Já Barroso, por sua vez, ao falar em outro momento sobre o mesmo tema, chegou a justificar a censura como necessária, usando um discurso sobre o “perigo da desinformação” para defender que plataformas sejam punidas por conteúdos publicados por terceiros. A consequência lógica e desejada, ao que parece é que as redes comecem a remover conteúdos legítimos, por medo de retaliação judicial, instaurando um ambiente de medo, controle e autocensura.
O que está em jogo não é apenas um debate sobre regulação de redes sociais. É o próprio espírito democrático sendo testado por aqueles que deveriam defendê-lo com unhas e dentes. O STF, que em outros tempos simbolizou a resistência aos abusos de poder, parece agora trilhar o caminho de quem quer ditar o que se pode pensar, dizer e publicar.

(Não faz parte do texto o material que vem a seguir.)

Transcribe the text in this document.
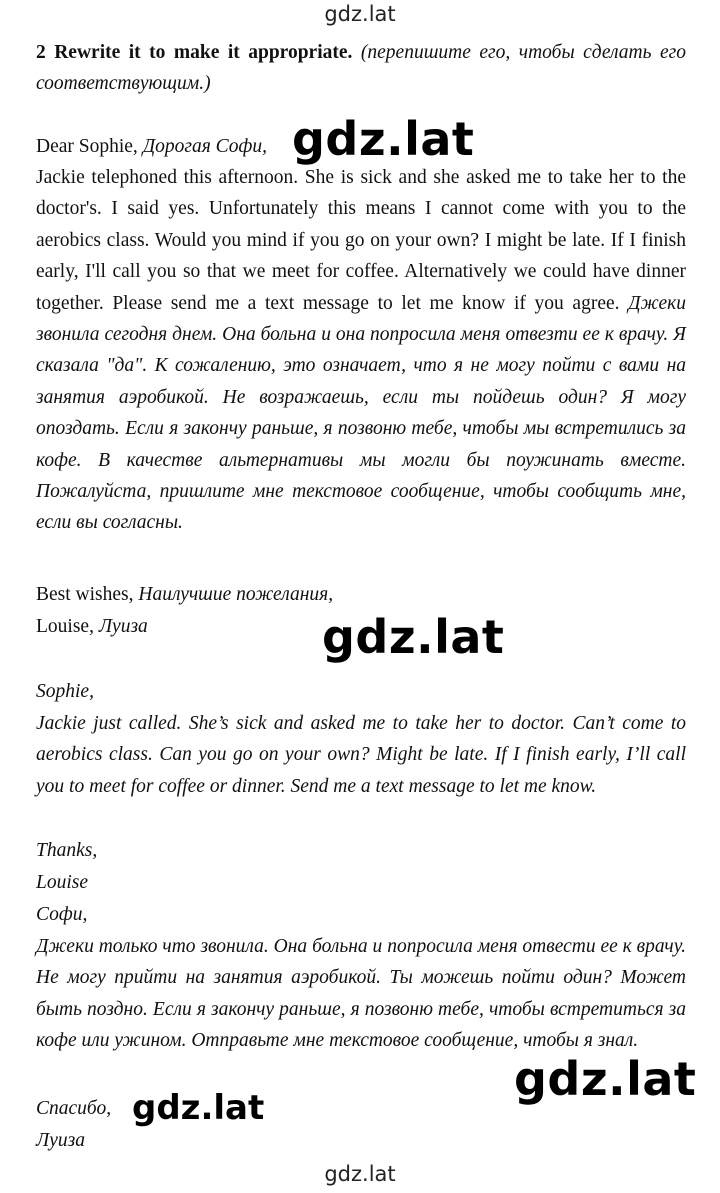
gdz.lat
2 Rewrite it to make it appropriate. (перепишите его, чтобы сделать его соответствующим.)
Dear Sophie, Дорогая Софи, gdz.lat
Jackie telephoned this afternoon. She is sick and she asked me to take her to the doctor's. I said yes. Unfortunately this means I cannot come with you to the aerobics class. Would you mind if you go on your own? I might be late. If I finish early, I'll call you so that we meet for coffee. Alternatively we could have dinner together. Please send me a text message to let me know if you agree. Джеки звонила сегодня днем. Она больна и она попросила меня отвезти ее к врачу. Я сказала "да". К сожалению, это означает, что я не могу пойти с вами на занятия аэробикой. Не возражаешь, если ты пойдешь один? Я могу опоздать. Если я закончу раньше, я позвоню тебе, чтобы мы встретились за кофе. В качестве альтернативы мы могли бы поужинать вместе. Пожалуйста, пришлите мне текстовое сообщение, чтобы сообщить мне, если вы согласны.
Best wishes, Наилучшие пожелания,
Louise, Луиза	gdz.lat
Sophie,
Jackie just called. She’s sick and asked me to take her to doctor. Can’t come to aerobics class. Can you go on your own? Might be late. If I finish early, I’ll call you to meet for coffee or dinner. Send me a text message to let me know.
Thanks,
Louise
Софи,
Джеки только что звонила. Она больна и попросила меня отвести ее к врачу. Не могу прийти на занятия аэробикой. Ты можешь пойти один? Может быть поздно. Если я закончу раньше, я позвоню тебе, чтобы встретиться за кофе или ужином. Отправьте мне текстовое сообщение, чтобы я знал.
gdz.lat
Спасибо, gdz.lat
Луиза
gdz.lat
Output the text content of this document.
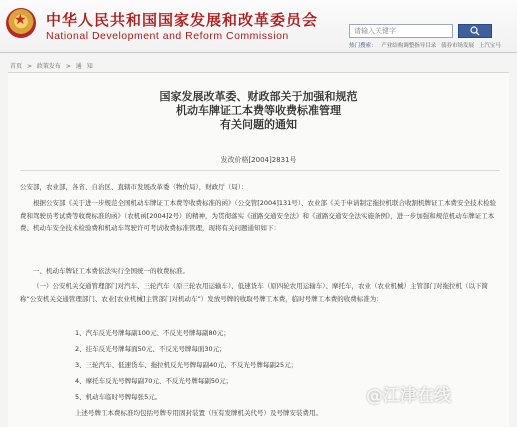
★
中华人民共和国国家发展和改革委员会
National Development and Reform Commission	请输入关键字
热门搜索： 产业结构调整指导目录 债券市场发展 上汽宝马
首页 > 政策发布 > 通 知
国家发展改革委、财政部关于加强和规范
机动车牌证工本费等收费标准管理
有关问题的通知
发改价格[2004]2831号
公安部，农业部，各省、自治区、直辖市发展改革委（物价局），财政厅（局）：
根据公安部《关于进一步规范全国机动车牌证工本费等收费标准的函》（公交管[2004]131号）、农业部《关于申请制定拖拉机联合收割机牌证工本费安全技术检验费和驾驶员考试费等收费标准的函》（农机函[2004]2号）的精神，为贯彻落实《道路交通安全法》和《道路交通安全法实施条例》，进一步加强和规范机动车牌证工本费、机动车安全技术检验费和机动车驾驶许可考试收费标准管理，现将有关问题通知如下：
一、机动车牌证工本费依法实行全国统一的收费标准。
（一）公安机关交通管理部门对汽车、三轮汽车（原三轮农用运输车）、低速货车（原四轮农用运输车）、摩托车，农业（农业机械）主管部门对拖拉机（以下简称“公安机关交通管理部门、农业[农业机械]主管部门对机动车”）发放号牌的收取号牌工本费，临时号牌工本费的收费标准为：
1、汽车反光号牌每副100元、不反光号牌每副80元；
2、挂车反光号牌每面50元、不反光号牌每面30元；
3、三轮汽车、低速货车、拖拉机反光号牌每副40元、不反光号牌每副25元；
4、摩托车反光号牌每副70元、不反光号牌每副50元；
5、机动车临时号牌每张5元。
上述号牌工本费标准均包括号牌专用固封装置（压有发牌机关代号）及号牌安装费用。
@江津在线
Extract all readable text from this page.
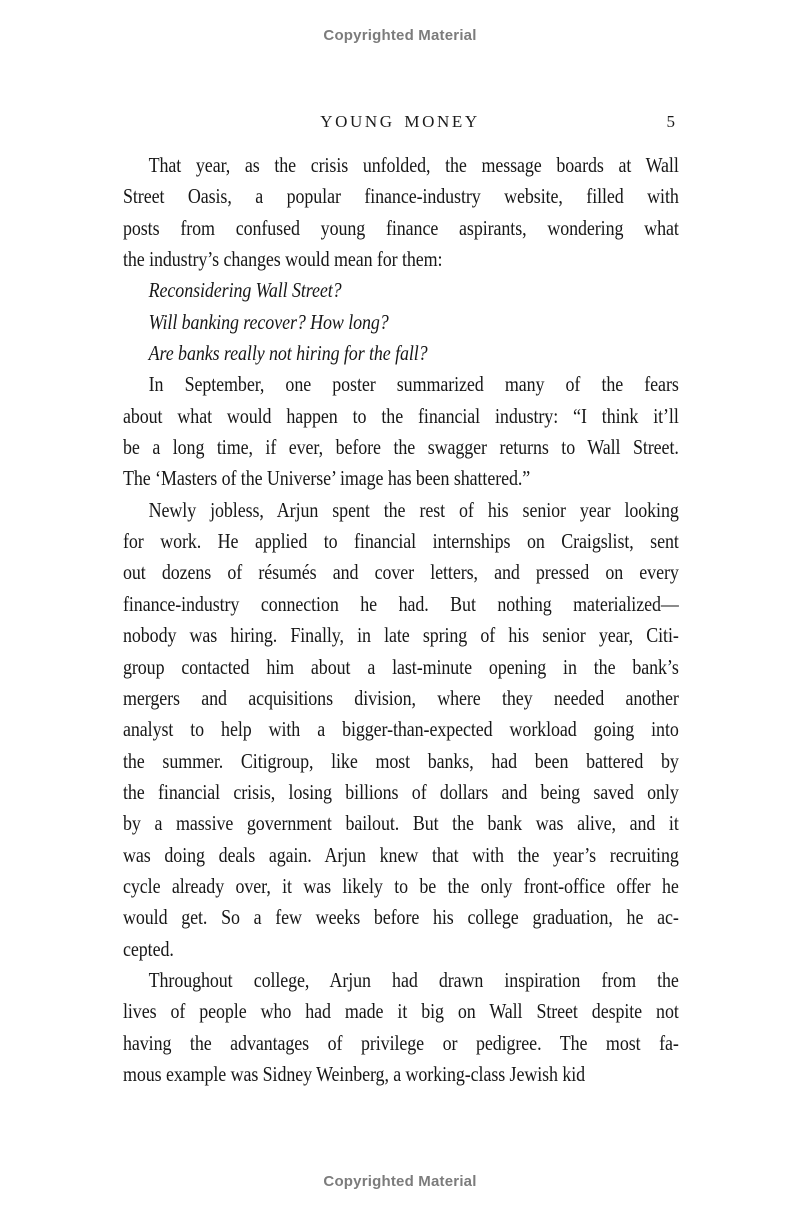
Copyrighted Material
YOUNG MONEY	5
That year, as the crisis unfolded, the message boards at Wall
Street Oasis, a popular finance-industry website, filled with
posts from confused young finance aspirants, wondering what
the industry’s changes would mean for them:
Reconsidering Wall Street?
Will banking recover? How long?
Are banks really not hiring for the fall?
In September, one poster summarized many of the fears
about what would happen to the financial industry: “I think it’ll
be a long time, if ever, before the swagger returns to Wall Street.
The ‘Masters of the Universe’ image has been shattered.”
Newly jobless, Arjun spent the rest of his senior year looking
for work. He applied to financial internships on Craigslist, sent
out dozens of résumés and cover letters, and pressed on every
finance-industry connection he had. But nothing materialized—
nobody was hiring. Finally, in late spring of his senior year, Citi-
group contacted him about a last-minute opening in the bank’s
mergers and acquisitions division, where they needed another
analyst to help with a bigger-than-expected workload going into
the summer. Citigroup, like most banks, had been battered by
the financial crisis, losing billions of dollars and being saved only
by a massive government bailout. But the bank was alive, and it
was doing deals again. Arjun knew that with the year’s recruiting
cycle already over, it was likely to be the only front-office offer he
would get. So a few weeks before his college graduation, he ac-
cepted.
Throughout college, Arjun had drawn inspiration from the
lives of people who had made it big on Wall Street despite not
having the advantages of privilege or pedigree. The most fa-
mous example was Sidney Weinberg, a working-class Jewish kid
Copyrighted Material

Ao se inspirar na China para moldar a liberdade de expressão no Brasil, Gilmar Mendes revela mais do que uma opinião pessoal: expõe o risco real de que estejamos caminhando para um modelo onde a liberdade é tolerada apenas quando conveniente ao poder. E ao usar o argumento da “desinformação” para justificar censura, Barroso alimenta o paradoxo de quem diz defender a democracia, mas não tolera o dissenso popular.
Vivemos um tempo em que falar pode custar caro, especialmente se suas palavras desagradam à narrativa dominante. A censura, uma vez apenas lembrança de um passado autoritário, volta agora camuflada em toga, eloquência e aplausos de uma elite que não convive bem com a crítica.
Democracia não é unanimidade forçada, nem pensamento único. Democracia é, acima de tudo, tolerância com o que não se gosta de ouvir. E cabe a nós, como sociedade, vigiar aqueles que hoje nos vigiam para que, amanhã, ainda possamos falar. Me disperso pedindo a Deus que essa não seja a última vez que aqui escrevo.